By monitoring, we mean 'health and performance' monitoring of infrastructure and platforms. Our service provides the traditional statistical information: CPU utilization, disk I/O, network traffic, etc. This begs the question, "why does the world need yet-another monitoring solution?" Quite frankly, we were surprised that there weren't better options available on the market. So, once again, we started from scratch with a new design center:
1. Make it massively scalable and highly available
Some of our customers currently have 1,000's of virtualized work loads operating and it is clear that the next generation service providers will have 10's of thousands running. Our design needed to easily scale itself from both a data collection perspective and burst storage. We bit the bullet and designed a solution from scratch to use Apache Cassandra at the core. This enabled us to leverage it's built-in cross-data center peer replication schemes and dynamic partitioning. In addition, Cassandra was a good fit for us because it was designed to accept very fast (stream oriented) writes of data.
2. The monitors should be non-invasive and agent free
Being non-invasive is always a good goal; it makes it easier to collect data on targets without having to install additional software on the machine (which can be a real problem when you already have lots of machines running in production). Knock-on-wood, but so far, we've been able to deliver all of our monitors completely out-of-band. No need to install Ganglia, collectD, etc. on hundreds/thousands of boxes...

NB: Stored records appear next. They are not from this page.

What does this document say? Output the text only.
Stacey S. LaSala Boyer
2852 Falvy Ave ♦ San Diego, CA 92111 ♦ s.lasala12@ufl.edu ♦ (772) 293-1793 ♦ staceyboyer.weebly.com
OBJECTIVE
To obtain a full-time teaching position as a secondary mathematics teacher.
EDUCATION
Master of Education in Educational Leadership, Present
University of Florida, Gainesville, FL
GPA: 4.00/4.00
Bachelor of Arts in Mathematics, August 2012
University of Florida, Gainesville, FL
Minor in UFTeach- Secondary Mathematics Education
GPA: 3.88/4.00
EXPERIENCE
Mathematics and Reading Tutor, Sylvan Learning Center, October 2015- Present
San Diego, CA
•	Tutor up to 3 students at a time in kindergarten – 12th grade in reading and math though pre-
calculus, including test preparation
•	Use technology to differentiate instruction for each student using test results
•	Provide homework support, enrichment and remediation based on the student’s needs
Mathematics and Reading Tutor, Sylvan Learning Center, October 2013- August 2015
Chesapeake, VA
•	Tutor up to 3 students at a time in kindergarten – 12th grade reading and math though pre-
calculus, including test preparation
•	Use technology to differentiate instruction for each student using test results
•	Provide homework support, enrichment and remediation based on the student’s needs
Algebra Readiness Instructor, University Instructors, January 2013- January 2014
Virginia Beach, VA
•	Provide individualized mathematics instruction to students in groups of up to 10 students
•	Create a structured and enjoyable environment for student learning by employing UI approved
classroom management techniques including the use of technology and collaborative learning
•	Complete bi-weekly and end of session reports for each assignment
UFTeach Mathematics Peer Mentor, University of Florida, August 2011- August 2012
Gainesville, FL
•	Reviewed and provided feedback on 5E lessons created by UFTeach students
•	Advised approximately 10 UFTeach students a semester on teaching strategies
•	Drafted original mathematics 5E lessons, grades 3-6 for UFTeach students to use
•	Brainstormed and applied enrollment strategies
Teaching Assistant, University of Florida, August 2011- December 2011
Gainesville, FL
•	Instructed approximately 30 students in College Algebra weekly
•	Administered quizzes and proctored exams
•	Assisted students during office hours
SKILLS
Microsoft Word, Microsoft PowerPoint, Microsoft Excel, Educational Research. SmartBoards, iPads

3. The monitors should support a standard, service oriented API
In building our early private clouds, we were surprised to see that most of the system monitoring tools were "closed" systems. They collected the data but didn't make it easily available to other systems; they were designed to deliver the information to humans in HTML. This was a non-starter for us since the new world is about achieving higher levels of system automation (not human tasking). Naturally, we went with the de facto standard Amazon Web Services and the CloudWatch API. Our solution delivers full compatibility with CloudWatch from a WSDL, AWS Query and command line perspective. This makes it real easy for the monitoring data to be consumed by other services like Auto Scale.
4. Use a consistent model for IaaS and PaaS
By supporting the AWS service interface model, we inherited this feature. Just as CloudWatch monitors services like their Elastic Load Balancer and Relational Data Services, we'll be providing similar support for internal PaaS platforms.
We believe that we have achieved all of our design goals. The Tough Cloud Monitor is available today for traditional data centers, private clouds or service providers.